Powrócił też projekt karania kierowców za spóźnienie na badanie techniczne.

Jak podało Ministerstwo Infrastruktury, po raz kolejny do projektu zmian w ustawie o badaniach technicznych pojazdów wpisano karę za spóźnienie się na badanie. Tym razem w nieco mniej restrykcyjnej formie niż do tej pory. Okres spóźnienia bez kary ma wynosić 45 dni. Po przekroczeniu tego terminu opłata za badanie ma wzrosnąć o 60%. Czyli jeżeli przyjedziemy 46 dnia, to diagnosta skasuje o 60% więcej.

Czyli jest to kara bez winy, bo w okresie tych 46 dni samochód mógł zmienić właściciela i ten nowy właściciel nie jest nijak winny temu, że poprzedni nie dopełnił obowiązku przeprowadzenia badania. A rozwiązanie tego byłoby bardzo proste – wprowadzić karę za poruszanie się samochodem bez badania technicznego. Nie za posiadanie go. Nie mogę zrozumieć, co komu wadzi samochód bez badania technicznego, który nie jeździ. Wszystkie badania techniczne dotyczące sprzętów mechanicznych przeprowadza się wobec urządzeń, które są w eksploatacji. Wystarczyłoby zresztą wprowadzić (ponownie) instytucję czasowego wyrejestrowania pojazdu z zastrzeżeniem, że musi on być przechowywany poza drogą publiczną i sprawa by się rozwiązała.

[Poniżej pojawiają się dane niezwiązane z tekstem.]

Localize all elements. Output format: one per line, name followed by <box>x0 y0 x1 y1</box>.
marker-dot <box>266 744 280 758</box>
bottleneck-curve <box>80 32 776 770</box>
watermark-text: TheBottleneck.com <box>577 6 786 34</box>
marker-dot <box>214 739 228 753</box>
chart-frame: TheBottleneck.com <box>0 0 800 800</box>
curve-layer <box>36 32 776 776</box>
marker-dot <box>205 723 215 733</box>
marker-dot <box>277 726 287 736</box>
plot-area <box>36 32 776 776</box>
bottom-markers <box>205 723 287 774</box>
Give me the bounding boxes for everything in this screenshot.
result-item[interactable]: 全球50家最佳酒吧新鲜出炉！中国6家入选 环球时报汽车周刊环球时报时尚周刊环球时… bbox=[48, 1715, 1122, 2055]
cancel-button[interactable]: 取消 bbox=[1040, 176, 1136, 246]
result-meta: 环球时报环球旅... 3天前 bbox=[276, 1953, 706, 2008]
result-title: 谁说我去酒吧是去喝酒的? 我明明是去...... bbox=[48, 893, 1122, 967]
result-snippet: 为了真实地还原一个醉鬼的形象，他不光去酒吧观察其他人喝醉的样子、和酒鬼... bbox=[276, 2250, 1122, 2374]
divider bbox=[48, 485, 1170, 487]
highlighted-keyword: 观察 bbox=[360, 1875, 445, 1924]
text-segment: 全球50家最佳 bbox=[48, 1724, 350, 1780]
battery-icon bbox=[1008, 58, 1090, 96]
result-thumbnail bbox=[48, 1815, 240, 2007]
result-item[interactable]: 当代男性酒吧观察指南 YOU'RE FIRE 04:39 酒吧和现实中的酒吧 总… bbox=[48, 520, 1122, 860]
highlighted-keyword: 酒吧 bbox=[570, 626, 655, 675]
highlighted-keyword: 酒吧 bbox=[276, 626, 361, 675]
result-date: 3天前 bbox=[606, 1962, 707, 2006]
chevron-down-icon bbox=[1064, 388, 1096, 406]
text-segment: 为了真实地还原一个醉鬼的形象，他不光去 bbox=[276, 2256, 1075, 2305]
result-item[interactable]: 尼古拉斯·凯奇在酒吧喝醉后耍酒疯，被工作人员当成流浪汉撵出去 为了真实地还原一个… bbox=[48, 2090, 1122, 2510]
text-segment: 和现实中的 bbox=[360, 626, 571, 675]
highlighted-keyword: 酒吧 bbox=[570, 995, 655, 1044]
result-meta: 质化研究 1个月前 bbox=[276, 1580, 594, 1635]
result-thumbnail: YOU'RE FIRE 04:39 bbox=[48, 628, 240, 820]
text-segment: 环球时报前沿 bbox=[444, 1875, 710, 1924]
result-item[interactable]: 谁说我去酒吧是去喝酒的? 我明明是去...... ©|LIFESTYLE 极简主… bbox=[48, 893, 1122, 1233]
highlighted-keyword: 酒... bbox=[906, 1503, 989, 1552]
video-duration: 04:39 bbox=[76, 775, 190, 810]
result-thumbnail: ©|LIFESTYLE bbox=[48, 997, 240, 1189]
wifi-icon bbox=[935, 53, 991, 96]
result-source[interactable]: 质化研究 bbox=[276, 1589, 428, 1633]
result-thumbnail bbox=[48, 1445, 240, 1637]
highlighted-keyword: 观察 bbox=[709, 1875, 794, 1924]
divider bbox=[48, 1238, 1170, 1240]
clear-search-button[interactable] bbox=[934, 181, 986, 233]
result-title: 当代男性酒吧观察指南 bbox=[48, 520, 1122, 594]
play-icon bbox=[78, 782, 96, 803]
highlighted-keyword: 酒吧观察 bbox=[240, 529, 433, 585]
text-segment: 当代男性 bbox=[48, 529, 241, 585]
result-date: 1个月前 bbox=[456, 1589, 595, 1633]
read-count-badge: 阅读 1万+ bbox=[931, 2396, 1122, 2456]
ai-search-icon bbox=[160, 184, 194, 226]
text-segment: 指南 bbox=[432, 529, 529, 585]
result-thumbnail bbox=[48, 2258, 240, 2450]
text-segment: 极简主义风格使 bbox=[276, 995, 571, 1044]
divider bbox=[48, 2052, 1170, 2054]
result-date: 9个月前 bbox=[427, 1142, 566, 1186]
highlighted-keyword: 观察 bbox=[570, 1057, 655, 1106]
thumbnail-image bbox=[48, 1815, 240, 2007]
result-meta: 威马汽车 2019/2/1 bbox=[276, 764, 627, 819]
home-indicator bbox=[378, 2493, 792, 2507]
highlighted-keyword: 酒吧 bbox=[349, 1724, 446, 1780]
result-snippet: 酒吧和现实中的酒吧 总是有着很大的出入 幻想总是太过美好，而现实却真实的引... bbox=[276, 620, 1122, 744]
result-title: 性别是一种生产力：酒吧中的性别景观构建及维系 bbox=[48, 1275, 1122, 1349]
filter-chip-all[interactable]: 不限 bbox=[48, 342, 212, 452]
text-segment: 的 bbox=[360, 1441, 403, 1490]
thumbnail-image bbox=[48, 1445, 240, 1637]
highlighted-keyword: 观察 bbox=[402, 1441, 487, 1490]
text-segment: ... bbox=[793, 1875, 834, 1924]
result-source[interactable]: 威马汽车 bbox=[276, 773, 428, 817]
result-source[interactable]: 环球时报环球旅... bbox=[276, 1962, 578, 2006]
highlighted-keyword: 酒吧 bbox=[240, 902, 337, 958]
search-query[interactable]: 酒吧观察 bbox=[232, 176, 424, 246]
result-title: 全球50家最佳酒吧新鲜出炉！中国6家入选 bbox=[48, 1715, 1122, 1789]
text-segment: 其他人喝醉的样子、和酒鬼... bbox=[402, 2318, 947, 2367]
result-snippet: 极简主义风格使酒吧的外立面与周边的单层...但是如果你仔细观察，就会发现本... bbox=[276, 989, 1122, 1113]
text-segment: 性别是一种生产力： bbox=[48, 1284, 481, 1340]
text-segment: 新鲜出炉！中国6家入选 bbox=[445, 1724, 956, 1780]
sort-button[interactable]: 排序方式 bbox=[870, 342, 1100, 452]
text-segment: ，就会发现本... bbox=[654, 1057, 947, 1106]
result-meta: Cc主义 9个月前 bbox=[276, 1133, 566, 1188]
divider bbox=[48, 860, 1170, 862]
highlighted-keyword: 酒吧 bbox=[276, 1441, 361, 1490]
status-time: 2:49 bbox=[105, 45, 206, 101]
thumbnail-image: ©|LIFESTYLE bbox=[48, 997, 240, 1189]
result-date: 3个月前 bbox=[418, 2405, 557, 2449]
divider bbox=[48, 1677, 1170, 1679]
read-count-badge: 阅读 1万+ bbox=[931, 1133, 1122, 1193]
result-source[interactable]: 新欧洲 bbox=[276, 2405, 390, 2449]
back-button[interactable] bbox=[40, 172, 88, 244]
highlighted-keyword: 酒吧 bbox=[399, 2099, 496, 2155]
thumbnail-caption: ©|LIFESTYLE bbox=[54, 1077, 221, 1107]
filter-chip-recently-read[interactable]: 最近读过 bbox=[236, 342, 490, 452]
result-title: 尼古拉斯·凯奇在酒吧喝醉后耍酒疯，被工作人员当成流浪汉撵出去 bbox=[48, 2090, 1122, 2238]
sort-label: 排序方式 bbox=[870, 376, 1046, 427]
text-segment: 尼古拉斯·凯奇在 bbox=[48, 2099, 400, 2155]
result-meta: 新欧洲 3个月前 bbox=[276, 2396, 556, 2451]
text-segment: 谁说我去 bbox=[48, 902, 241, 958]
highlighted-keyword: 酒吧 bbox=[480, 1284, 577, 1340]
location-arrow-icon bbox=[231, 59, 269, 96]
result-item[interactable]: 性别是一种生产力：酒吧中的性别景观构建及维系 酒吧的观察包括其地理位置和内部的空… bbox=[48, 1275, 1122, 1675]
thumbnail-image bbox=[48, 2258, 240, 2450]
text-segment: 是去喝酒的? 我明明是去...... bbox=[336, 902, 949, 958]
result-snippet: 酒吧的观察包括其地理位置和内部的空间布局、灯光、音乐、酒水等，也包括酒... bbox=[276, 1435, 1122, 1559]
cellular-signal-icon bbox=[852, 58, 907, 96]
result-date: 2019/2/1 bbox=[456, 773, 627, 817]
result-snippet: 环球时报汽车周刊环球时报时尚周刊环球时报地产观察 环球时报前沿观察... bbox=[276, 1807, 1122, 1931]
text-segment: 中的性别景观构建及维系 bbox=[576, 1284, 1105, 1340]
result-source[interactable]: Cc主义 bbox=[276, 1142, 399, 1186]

Zamiast tego mamy niewyobrażalny wręcz spadek wartości prawa w odniesieniu do przepisów o ruchu drogowym, rejestracji pojazdów itp. W każdym tygodniu słyszymy o kolejnych utrudnieniach, nowych opłatach, nowelizacjach… Przy tej materii nieustająco się grzebie, babrze, zmienia kropki, przecinki, dodaje nowe artykuły w ustawach, tworząc prawne koszmarki praktycznie niemożliwe do przestrzegania. Trzeba być prawnikiem, żeby w ogóle za tym nadążyć. Ta sytuacja daje też świetne pole do popisu wszelkim cwaniakom, którzy na takich rzeczach korzystają, tak jak wprowadzenie RODO wiązało się z wysypem pomysłów na „przekręt na RODO”.

Tak naprawdę przydałby się jeden przepis: zakaz zmian ustaw związanych z ruchem drogowym, badaniami pojazdów, rejestracjami pojazdów itp. na okres 4 lat. Tak, żeby za czasów jednej kadencji Sejmu można było tylko raz coś popsuć w tej kwestii.